Missouri Breaks

Random thoughts, political opinions and sage advice from the midlands.

Name:
Location: Kansas City, Missouri, United States

I am a former UPI journalist now operating from behind a public relations desk located in a blue city but a red state.

Friday, August 19, 2005

William Jennings BUSH: Taking the Mystery Out of Science

What a continual embarrassment to have a President who thinks the Earth was created in 4004 BC during a coffee break joke that got out of hand among God and his angels.

Intelligent design is not so intelligent
By Donald Kaul
MinutemanMedia.org

People keep telling me that George Bush isn't dumb. Intelligent people. Honest. They say that, close up, he's quick and sharp. Which, if true, means that he is the most willfully ignorant man who has ever occupied the White House.
His statement the other day -- that the theory of "intelligent design" should be taught in high school science classes, right beside evolution -- was nothing short of appalling.
" ... people ought to be exposed to different ideas," he said.
Really? Crackpot ideas as well as sound ones Mr. President? Taken to its logical conclusion it would mean that kids should be exposed to the flat earth theory and astrology as well as astronomy, numerology along with statistics. On the other hand, taking something to its logical conclusion is the last thing I'd accuse the president of. I suspect he's simply pandering to the Know-Nothing wing of his party, that is to say, its majority.
There are many explanations of how life came to be. Most of them rely heavily on magic, a god-figure creating the heavens, earth and man out of nothingness simply through an act of will. Shazam!
Evolution, the theory that man has evolved through the millennia from less complex forms of life, does not rely on magic; rather it is an informed speculation that has been shaped over the past 150 years by relentless scientific investigation.
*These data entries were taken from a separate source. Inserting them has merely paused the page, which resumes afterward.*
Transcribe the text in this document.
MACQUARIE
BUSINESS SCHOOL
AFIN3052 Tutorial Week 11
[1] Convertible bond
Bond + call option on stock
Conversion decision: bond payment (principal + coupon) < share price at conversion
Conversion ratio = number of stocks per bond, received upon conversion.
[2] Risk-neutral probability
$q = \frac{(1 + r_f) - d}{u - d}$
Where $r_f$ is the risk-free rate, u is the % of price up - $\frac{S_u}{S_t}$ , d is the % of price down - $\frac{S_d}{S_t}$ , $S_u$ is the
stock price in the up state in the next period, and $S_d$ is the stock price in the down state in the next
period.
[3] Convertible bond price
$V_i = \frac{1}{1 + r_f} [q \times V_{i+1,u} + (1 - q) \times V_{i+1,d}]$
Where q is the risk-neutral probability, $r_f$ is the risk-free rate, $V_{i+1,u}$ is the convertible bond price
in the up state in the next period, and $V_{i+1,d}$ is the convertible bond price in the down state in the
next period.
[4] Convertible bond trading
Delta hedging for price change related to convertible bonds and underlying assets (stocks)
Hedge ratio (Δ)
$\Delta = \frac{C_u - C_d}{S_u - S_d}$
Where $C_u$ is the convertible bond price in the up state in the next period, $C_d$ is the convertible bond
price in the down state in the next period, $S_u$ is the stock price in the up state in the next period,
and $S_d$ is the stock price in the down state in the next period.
It has proven itself to virtually the entire scientific community (a few cranks excepted) and is integral to a whole range of scientific disciplines, biology especially.
Intelligent design -- the notion that human life is too complex to be explained by evolution and so must be the work of an intelligent -- something -- is just another magic act and not a persuasive one at that. (They never tell you whom they suspect of being that intelligent, for one thing.) Its proponents have seldom published in reputable scientific journals nor put their research, such as it is, to the test of peer review. It is junk science.
In short, intelligent design isn't very.
Mr. Bush's science adviser (and doesn't that sound like a zany job. I wonder if they make him sleep in the basement and eat scraps from the table) tried his best to make his boss sound less of a dolt.
"Intelligent design is not a scientific concept," the adviser, John Marburger III, said. The president's remarks should be interpreted to mean that intelligent design could profitably be discussed as part of the "social context" in science classes.
And if you think that's what the president really meant, I have some Enron stock I'd be willing to let you have at cost.
If it were just a case of the president being a science ignoramus one could shrug it off as part of his good ol' boy act (like his dropping of g's) but this ignorance, in case after case, has been reflected in disastrous public policy, particularly in the areas of the environment (global warming) and scientific inquiry (stem cell research).
We have become the most science-illiterate people in the industrial world and our president is giving aid and comfort to the enemy, at times because it is politically advantageous to do so, at times because he is a man of belief rather than reason.
The "Scopes-Monkey trial," which dealt with the right of Tennessee teachers to teach evolution in the schools there, is now 80 years old. Since then we have entered the ages of jet propulsion, atomic energy, television, space exploration and the Internet. Yet we find ourselves still fighting that same battle -- with the president on the side of the tin-foil collectors.
Creationists and others have been putting stickers on high school textbooks pointing out that evolution is "only" a theory and has not been proved. Fair enough, but to be accurate and thorough we should add another sticker saying "And the Bible is a series of well-crafted myths of a kind common to all cultures and should not be confused with journalism."
It's an idea people should be exposed to.


Donald Kaul recently retired as Washington columnist for the "Des Moines Register." He has covered the foolishness in our nation's capital for 29 years, winning a number of modestly coveted awards along the way.